Ben, Çürüoğlu Şükrü Efendinin oğlu Hacı Ali’yim dedim. Ülen oğlum, bunu bana baştan söylesen olmaz mı? Beni nasıl da korkuttun bilemezsin. Gel sana bir sarılayım dedi, sarmaş dolaş olduk. Sılam insanını ne kadar çok özlemişim, burcu burcu memleket kokuyorsun diyerek ağladı. Bir müddet Hasan emminin misafiri oldum uzun uzun hasret giderdik. Çıka Dayı, 1950’lerde Demokrat parti zamanında umumi aftan yaralanarak Türkiye’ye dönüş yaptı. Vatan hasretini bitiren Çıka Dayı, Arap eşi ve üç çocuğu ile Emirdağ’a yerleşti. Mütevazi bir hayat yaşayan Hasan Efendi hayli ilerlemiş yaşına rağmen hala derneklerle haşır neşir olurdu. Çıka Dayı işlediği cinayet yüzünden vicdanen çok rahatsızdı, düşündükçe acı çekerdi. Her zaman, şu Dimitler’in kapısından geçmek istemiyorum. Ne zaman oradan geçsem menfur olay gözümün önüne geliyor derdi. Çıka Dayı ailesine çok düşkündü. Abisi Molla Yusufoğlu Hafız emmiye karşı inanılmaz sevgisi, saygısı vardı. Ona olan sevgisinden dolayı iki kere askere gitmiş. Önce abisi için, sonra da kendisi için yıllarca askerlik yapıp cephelerde savaşmış. Ağam dediği abisinin ölümüne çok üzülmüştü. Üzüntüsünden sağ elinin başparmağı felç oldu, bastonu elinden düşüverdi ve bir daha da iyileşemedi. Çok sevdiği abisine hafız ağam diyerek ağıtlar söyleyip ağlardı. Çıka Dayı’nın ağıtlarından biri:Bu ağıtın ancak birkaç mısrası bana orijinal olarak ulaşabildiğinden, özden uzaklaşmadan kendi sözlerimi de ilave ederek birkaç düzenleme yaptım.

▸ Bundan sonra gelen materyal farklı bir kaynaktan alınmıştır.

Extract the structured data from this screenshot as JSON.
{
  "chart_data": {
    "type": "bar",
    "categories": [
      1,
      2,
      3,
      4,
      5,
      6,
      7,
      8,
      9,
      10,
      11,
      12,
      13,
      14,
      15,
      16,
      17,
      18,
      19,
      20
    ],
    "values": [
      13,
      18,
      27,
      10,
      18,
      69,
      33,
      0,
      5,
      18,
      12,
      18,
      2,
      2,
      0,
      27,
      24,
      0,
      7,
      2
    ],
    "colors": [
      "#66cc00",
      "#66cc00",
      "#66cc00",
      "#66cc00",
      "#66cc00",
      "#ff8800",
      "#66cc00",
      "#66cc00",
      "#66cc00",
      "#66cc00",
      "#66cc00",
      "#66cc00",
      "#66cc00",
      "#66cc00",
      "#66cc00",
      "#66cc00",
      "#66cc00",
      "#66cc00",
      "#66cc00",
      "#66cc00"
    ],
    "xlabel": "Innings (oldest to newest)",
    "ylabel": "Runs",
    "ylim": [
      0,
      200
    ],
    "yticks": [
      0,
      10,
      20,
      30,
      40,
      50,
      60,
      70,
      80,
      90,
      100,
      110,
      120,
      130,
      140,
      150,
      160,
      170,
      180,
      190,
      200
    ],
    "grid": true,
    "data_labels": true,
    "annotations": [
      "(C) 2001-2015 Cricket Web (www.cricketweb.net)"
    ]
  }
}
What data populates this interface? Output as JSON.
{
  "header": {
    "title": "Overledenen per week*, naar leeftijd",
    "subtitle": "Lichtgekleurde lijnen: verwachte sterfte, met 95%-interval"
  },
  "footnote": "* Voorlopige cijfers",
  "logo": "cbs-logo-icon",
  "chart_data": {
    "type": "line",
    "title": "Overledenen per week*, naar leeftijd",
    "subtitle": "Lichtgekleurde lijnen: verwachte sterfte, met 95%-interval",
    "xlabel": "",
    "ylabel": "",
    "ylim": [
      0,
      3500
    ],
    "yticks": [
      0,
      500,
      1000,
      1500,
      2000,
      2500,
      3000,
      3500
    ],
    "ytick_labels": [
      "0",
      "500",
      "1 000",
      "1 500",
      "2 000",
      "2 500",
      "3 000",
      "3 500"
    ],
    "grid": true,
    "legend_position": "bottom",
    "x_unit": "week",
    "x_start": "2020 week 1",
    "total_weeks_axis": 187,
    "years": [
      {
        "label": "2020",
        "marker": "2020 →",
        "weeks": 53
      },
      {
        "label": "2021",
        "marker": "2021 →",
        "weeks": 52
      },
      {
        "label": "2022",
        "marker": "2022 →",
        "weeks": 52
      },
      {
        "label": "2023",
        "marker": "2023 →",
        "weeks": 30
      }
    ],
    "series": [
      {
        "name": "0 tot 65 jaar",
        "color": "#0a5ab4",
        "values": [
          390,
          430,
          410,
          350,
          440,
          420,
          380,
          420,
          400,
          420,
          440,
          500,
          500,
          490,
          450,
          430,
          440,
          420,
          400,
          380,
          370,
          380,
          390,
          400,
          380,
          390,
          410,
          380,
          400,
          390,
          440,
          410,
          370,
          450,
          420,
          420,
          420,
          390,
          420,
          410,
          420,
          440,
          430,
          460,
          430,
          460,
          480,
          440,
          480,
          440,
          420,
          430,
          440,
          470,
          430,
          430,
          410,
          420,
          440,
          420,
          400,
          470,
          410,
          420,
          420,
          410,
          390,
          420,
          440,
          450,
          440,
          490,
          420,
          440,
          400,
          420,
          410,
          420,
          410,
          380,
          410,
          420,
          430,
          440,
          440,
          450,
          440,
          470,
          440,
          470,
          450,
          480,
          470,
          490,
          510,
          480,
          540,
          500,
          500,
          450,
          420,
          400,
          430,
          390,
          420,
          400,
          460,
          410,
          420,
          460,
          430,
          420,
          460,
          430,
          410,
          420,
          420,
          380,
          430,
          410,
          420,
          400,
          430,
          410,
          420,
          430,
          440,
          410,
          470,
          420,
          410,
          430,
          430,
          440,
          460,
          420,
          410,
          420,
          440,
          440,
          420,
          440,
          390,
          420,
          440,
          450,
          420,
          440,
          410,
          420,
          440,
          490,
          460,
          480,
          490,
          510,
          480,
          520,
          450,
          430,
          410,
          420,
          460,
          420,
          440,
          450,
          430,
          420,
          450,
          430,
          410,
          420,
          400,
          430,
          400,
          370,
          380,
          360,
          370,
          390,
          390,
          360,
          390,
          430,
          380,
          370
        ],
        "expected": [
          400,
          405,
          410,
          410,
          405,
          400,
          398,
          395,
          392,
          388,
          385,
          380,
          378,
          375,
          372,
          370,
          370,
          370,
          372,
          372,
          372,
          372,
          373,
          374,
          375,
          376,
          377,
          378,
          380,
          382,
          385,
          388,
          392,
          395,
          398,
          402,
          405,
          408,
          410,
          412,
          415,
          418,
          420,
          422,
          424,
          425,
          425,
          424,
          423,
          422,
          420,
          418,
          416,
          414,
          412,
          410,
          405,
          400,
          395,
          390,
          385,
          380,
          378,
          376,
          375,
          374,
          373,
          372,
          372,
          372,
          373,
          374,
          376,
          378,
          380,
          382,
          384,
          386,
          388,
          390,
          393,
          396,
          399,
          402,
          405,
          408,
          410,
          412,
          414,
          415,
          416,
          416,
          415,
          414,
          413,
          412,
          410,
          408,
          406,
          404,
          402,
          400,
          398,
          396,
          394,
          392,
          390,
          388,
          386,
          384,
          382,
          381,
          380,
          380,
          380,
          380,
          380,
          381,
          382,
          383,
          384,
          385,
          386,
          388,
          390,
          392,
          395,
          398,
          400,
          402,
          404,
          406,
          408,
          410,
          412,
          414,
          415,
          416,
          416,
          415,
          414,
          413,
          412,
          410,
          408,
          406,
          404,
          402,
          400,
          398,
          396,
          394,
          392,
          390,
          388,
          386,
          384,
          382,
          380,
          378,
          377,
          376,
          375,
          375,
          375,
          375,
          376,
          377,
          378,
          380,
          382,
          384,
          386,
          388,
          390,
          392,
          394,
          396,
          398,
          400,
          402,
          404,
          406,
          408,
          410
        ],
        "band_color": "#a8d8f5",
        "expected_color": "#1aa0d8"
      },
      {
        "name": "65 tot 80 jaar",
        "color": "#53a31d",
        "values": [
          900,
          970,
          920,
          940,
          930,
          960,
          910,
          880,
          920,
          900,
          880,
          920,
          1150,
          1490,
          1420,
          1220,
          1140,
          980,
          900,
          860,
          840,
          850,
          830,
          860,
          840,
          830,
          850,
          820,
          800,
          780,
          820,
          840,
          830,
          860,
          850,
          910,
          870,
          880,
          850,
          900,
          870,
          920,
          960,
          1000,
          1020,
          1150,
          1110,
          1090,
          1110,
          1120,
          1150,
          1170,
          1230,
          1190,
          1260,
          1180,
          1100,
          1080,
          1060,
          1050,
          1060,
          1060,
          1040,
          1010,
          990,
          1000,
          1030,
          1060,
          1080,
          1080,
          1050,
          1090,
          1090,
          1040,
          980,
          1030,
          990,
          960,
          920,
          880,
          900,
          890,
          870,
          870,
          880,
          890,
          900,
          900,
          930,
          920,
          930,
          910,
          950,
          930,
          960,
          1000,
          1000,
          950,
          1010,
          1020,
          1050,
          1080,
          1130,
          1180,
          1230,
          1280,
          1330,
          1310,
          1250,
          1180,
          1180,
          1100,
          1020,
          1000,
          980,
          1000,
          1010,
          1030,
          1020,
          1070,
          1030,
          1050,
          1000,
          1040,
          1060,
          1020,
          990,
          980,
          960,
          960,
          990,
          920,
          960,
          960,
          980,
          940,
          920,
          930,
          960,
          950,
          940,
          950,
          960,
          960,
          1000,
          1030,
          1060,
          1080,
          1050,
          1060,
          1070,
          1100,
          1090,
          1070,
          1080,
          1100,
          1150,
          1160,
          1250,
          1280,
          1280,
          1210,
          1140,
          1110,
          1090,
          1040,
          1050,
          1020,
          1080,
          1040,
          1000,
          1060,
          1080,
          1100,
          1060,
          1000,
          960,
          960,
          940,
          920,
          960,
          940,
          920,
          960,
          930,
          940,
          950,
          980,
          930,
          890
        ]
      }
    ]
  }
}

Kimsem yoktu sendin dalım, dayağım,
Yokluğunda gitmez oldu ayağım,
Halep Şehri alamadı rengimi,
Senle gitti gül yüzümde boyağım.
Gurbet bitti dedim ölüm aralar,
İflah etmez senden kalan yaralar,
Hafız ağam sen olmazsan yanımda,
Bil ki bana dar gelecek buralar.

Emirdağ’da ağıt kültürü çok gelişmiştir. Hele bir ünlü ölmeyegörsün, yıllarca arkasından ağıtlar söylenir. Son zamanlarında Eskişehir’de oturan oğlu onu yanına alır. Çıka Dayı 60’lı yıllarda Eskişehir’de Hakkın Rahmetine kavuşur. Şu fani dünyadan, o da böylece gelir, geçer. Toprağı bol olsun.